Siapa sangka, ranting kopi dan alpukat yang biasanya menjadi limbah pangkasan, kini berpotensi menjadi solusi di tengah kelangkaan gas elpiji (LPG) yang kerap melanda masyarakat, terutama di wilayah pedesaan.
Menjawab isu pemanasan global dan tantangan krisis energi, sekelompok mahasiswa Universitas Muhammadiyah Malang (UMM) yang tergabung dalam Program Kreativitas Mahasiswa – Riset Eksakta (PKM-RE) menghadirkan inovasi menjanjikan. Mereka meneliti potensi pelet biomassa dari limbah tanaman sebagai sumber energi alternatif bagi masyarakat desa hutan di Malang.
Tim yang diketuai Bangkit Utomo Putro dan dibimbing oleh Naresvara Nircela Pradipta, S.Hut., M.Sc., beranggotakan I Gusti Agung Ayu Ary Indah Febriani, Kevin Abimanyu Prakoso, Muhammad Nur Fajar, dan Nina Febriansari.
Riset mereka berjudul Eksplorasi Sifat Psiko-termal dan Flame Emission Spectrum Pelet Biomassa Spesies Fast Growing di Malang sebagai Energi Alternatif Masyarakat Desa Hutan kini telah mencapai 80 persen progres pengerjaan.
Penelitian ini berangkat dari dua persoalan utama.
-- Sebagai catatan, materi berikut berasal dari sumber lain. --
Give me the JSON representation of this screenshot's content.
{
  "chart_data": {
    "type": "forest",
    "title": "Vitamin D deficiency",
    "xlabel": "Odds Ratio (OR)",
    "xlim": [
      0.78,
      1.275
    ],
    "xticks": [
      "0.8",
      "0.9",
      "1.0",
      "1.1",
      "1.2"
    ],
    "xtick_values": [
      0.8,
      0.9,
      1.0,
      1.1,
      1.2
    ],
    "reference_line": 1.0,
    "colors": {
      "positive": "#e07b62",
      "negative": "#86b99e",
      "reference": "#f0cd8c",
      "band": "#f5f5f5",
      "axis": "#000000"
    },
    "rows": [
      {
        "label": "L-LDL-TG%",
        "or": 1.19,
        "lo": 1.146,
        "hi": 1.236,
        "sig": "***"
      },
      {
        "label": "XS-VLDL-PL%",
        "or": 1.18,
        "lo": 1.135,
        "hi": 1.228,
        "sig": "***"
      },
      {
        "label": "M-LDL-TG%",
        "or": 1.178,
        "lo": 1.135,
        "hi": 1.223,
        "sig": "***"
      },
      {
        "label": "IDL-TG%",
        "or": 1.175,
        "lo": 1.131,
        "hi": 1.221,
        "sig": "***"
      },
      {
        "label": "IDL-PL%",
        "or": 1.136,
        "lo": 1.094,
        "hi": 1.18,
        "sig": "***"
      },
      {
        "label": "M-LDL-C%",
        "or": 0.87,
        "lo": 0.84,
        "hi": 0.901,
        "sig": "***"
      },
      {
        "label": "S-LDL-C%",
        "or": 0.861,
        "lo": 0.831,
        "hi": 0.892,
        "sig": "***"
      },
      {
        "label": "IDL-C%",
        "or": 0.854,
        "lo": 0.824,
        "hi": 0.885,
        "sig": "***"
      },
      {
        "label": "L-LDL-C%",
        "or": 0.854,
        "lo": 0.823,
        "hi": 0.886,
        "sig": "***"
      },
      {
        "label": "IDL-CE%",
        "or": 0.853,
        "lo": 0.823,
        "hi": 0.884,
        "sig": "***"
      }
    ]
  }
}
Secara global, ancaman pemanasan global akibat peningkatan gas rumah kaca (GRK), khususnya CO₂, menjadi perhatian serius. Pemerintah pun mengadopsi program mitigasi FOLU (Forestry and Other Land Use) NET SINK 2030 melalui Cabang Dinas Kehutanan (CDK) Malang dengan melaksanakan penanaman tanaman fungsional sejak 2019 di 133 desa hutan wilayah Malang.
Namun di tingkat lokal, masyarakat desa hutan justru menghadapi persoalan baru: kelangkaan gas elpiji yang menjadi sumber energi utama rumah tangga. Melihat potensi sumber daya alam yang melimpah dari program penanaman tersebut, tim ini menemukan peluang solusi yang nyata.
“Kami melihat ada dua masalah yang saling berkaitan: krisis lingkungan secara global dan kelangkaan energi di tingkat desa. Melalui riset ini, kami ingin membuktikan bahwa limbah pangkasan dari tanaman fungsional seperti cabang dan ranting dapat menjadi solusi energi yang efektif sekaligus ramah lingkungan,” ujar Bangkit Utomo Putro, ketua tim, Senin (6/10/2025).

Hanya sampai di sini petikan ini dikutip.